2018 ESA Annual Meeting (August 5 -- 10)

COS 117-8 - Operationalizing national-scale, real-time assessments of phenology

Thursday, August 9, 2018: 4:00 PM
253, New Orleans Ernest N. Morial Convention Center
Jake F. Weltzin, National Coordinating Office, USA National Phenology Network, Tucson, AZ and The Staff, National Coordinating Office, USA National Phenology Network
Background/Question/Methods

Earth observations from a variety of platforms and across a range of scales are required to support research, natural resource management, and policy- and decision-making in a changing world. The USA National Phenology Network (USA-NPN; www.usanpn.org) is a national-scale science and monitoring initiative focused on collecting, organizing and delivering phenological data to better understand the response of biodiversity to environmental variation and change. USA-NPN provides a hierarchical, national monitoring framework that enables other organizations to leverage the capacity of the Network for their own applications - minimizing investment and duplication of effort - while promoting interoperability and sustainability. Specific capacity includes a comprehensive, web-based phenology monitoring program, Nature’s Notebook; standardized observation protocols; flexible data collection and management systems; online data exploration, visualization and analysis tools, and customizable data access, including raw and summarized phenological and bioclimatological data.
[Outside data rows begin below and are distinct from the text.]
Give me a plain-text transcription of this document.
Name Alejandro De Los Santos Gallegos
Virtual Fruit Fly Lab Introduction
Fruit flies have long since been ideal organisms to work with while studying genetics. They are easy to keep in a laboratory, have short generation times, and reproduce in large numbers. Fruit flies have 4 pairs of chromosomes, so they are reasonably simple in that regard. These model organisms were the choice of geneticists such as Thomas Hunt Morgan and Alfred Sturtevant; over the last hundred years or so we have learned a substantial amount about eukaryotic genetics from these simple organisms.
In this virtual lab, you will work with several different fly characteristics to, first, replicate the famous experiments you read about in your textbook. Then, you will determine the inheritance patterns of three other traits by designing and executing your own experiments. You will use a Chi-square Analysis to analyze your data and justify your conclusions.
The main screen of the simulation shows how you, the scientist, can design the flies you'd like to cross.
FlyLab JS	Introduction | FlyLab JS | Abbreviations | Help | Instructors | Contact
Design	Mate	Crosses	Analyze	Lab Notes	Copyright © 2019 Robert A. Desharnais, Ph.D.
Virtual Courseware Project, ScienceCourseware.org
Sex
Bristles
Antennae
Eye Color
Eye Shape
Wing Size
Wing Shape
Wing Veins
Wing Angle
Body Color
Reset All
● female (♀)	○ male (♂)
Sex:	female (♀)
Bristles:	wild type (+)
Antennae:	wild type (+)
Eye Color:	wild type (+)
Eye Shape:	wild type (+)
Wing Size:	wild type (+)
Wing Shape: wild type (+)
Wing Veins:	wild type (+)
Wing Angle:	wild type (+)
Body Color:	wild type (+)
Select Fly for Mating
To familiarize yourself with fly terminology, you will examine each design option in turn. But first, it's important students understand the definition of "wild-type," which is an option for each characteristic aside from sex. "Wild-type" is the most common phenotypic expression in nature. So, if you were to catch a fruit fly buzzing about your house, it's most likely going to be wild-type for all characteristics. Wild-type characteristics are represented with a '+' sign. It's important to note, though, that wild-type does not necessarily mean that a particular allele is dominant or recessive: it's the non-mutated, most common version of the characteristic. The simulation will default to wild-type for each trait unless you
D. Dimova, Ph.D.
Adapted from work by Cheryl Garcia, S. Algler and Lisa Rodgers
Over the last year, we developed a workflow for the production and validation of spatially gridded phenology products based on models that couple in-situ organismal data (e.g., collected through Nature’s Notebook) with meteorological data.

Results/Conclusions

Gridded bioclimatic data products -- including accumulated growing degree days (AGDD) and a suite of Spring Indices (SI), as well as their anomalies – are now available for the nation at daily time-steps and at spatial granularities ranging from kilometers to degrees. AGDD and SI can be viewed alone or with in-situ plant or animal phenology observation data using the online USA-NPN Visualization Tool. AGDD and SI are also available as WMS (maps such as .png, .gif, .pdf) and as WCS (raster data such as GeoTiff, ArcGrid, NetCDF), which can be accessed using the USA-NPN Geoserver Request Builder tool. These gridded data products are now ripe for integration with other modeled or earth observation gridded data, e.g., indices of drought impact or land surface reflectance. This greatly broadens capacity to scale organismal observational data to landscapes and regions, and enables novel investigations of biophysical interactions at unprecedented scales, e.g., continental-scale migrations. We will highlight several recent applications of these new gridded products, with a focus on national-scale short-term ecological forecasting.